Monday, December 07, 2009

Steering the Ares Rockets on a Straight Path

Ares I-X test rocket
The Ares I-X rocket stood more than 325 feet tall on the launch pad at NASA's Kennedy Space Center, Fla. Spectators watched in awe as its massive solid rocket motor blazed to life with a thunderous roar, and the spacecraft rose off the launch pad.

But what steered this rocket on its path as it climbed through Earth's atmosphere? The answer is a roll control system.

The roll control system used for the recently completed Ares I-X test flight is different from the system being developed for its sister vehicle the Ares I, but operates on the same premise.
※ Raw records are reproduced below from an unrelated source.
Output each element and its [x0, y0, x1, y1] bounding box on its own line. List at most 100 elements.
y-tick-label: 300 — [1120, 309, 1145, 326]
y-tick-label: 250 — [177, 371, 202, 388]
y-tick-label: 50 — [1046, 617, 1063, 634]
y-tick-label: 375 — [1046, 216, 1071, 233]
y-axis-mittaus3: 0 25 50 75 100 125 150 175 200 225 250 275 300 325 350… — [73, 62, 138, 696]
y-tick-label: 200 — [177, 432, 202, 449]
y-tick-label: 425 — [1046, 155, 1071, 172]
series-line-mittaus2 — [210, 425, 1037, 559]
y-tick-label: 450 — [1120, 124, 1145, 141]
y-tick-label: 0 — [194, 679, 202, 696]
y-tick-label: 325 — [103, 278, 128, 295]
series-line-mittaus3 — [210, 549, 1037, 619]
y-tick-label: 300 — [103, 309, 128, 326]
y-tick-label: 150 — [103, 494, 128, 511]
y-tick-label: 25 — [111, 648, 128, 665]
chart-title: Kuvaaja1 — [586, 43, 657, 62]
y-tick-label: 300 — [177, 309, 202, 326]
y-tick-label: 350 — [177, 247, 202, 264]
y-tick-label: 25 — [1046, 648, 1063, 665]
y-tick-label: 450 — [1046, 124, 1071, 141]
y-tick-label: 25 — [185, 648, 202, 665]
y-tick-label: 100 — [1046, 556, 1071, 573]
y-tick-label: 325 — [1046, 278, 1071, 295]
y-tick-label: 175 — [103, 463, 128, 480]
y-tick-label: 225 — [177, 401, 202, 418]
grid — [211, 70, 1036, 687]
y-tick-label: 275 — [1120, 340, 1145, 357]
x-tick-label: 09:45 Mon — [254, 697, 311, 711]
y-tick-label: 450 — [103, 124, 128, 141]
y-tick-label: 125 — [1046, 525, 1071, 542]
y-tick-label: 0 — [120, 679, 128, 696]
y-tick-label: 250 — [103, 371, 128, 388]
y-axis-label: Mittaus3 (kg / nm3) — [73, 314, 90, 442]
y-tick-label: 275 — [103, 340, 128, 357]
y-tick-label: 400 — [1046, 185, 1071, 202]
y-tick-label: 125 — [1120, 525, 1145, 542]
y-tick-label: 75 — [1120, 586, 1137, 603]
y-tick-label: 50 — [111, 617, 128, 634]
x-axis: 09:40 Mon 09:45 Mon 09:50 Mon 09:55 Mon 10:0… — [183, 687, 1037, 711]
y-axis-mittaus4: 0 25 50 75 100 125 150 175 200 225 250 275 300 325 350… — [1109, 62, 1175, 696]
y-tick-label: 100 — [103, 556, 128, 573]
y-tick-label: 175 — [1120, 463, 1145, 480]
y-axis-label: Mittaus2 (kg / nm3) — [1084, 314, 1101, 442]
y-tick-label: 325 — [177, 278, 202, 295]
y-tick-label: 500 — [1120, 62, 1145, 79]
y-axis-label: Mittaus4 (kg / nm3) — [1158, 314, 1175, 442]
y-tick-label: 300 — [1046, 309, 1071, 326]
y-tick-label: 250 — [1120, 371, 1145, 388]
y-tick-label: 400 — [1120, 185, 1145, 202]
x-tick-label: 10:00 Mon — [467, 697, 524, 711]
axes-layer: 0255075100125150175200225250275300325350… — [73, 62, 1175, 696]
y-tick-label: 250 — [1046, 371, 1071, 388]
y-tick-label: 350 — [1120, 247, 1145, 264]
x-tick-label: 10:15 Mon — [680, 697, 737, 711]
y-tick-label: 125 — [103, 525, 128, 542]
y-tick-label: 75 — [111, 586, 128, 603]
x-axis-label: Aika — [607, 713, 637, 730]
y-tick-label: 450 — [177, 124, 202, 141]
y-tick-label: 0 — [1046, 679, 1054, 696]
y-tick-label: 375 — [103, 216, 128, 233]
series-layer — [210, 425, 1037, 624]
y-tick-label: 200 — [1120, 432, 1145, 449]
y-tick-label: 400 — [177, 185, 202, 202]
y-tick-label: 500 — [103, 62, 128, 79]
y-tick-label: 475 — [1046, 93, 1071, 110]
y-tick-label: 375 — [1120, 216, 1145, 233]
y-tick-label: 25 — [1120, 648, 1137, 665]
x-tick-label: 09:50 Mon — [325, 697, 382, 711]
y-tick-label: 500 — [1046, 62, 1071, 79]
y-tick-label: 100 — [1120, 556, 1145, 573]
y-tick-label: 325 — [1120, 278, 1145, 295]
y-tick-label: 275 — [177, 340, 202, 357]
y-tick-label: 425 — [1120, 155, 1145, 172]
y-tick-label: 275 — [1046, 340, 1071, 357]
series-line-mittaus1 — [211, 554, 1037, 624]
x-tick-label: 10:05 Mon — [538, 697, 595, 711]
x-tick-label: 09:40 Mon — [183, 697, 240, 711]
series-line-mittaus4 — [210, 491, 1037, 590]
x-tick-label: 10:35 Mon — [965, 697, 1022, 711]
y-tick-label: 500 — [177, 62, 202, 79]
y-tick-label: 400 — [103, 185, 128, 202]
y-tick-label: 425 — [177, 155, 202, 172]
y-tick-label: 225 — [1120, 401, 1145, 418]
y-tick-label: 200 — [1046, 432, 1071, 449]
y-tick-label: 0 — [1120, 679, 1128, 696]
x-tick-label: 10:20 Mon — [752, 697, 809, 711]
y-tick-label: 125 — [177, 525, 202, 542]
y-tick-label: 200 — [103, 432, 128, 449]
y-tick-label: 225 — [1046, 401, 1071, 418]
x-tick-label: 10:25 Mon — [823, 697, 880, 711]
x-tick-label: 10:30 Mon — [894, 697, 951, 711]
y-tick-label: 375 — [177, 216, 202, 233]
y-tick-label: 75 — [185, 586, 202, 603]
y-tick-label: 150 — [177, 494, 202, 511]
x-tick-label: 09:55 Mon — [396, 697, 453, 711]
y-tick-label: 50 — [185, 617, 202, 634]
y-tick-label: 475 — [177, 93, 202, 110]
For the Ares I-X test flight the roll control system performed two primary functions for the vehicle: It rolled the vehicle 90 degrees after liftoff to emulate the Ares I roll attitude at launch, and was used to maintain a constant roll attitude during ascent up to stage separation. The system began operating just after the rocket cleared the tower at launch and shut down just before first stage separation.

Ares I-X rocket looking back at the launch padUnlike the system being designed for Ares I, the Ares I-X roll control propulsion system components were harvested from decommissioned Peacekeeper missiles, which were to be dismantled by the U.S. Air Force as part of the second Strategic Arms Reduction Treaty, called START II. The use of Peacekeeper parts for the roll control system – and shuttle parts for the first stage of Ares I-X – was an effective means for NASA to reduce the cost and development time of this flight test.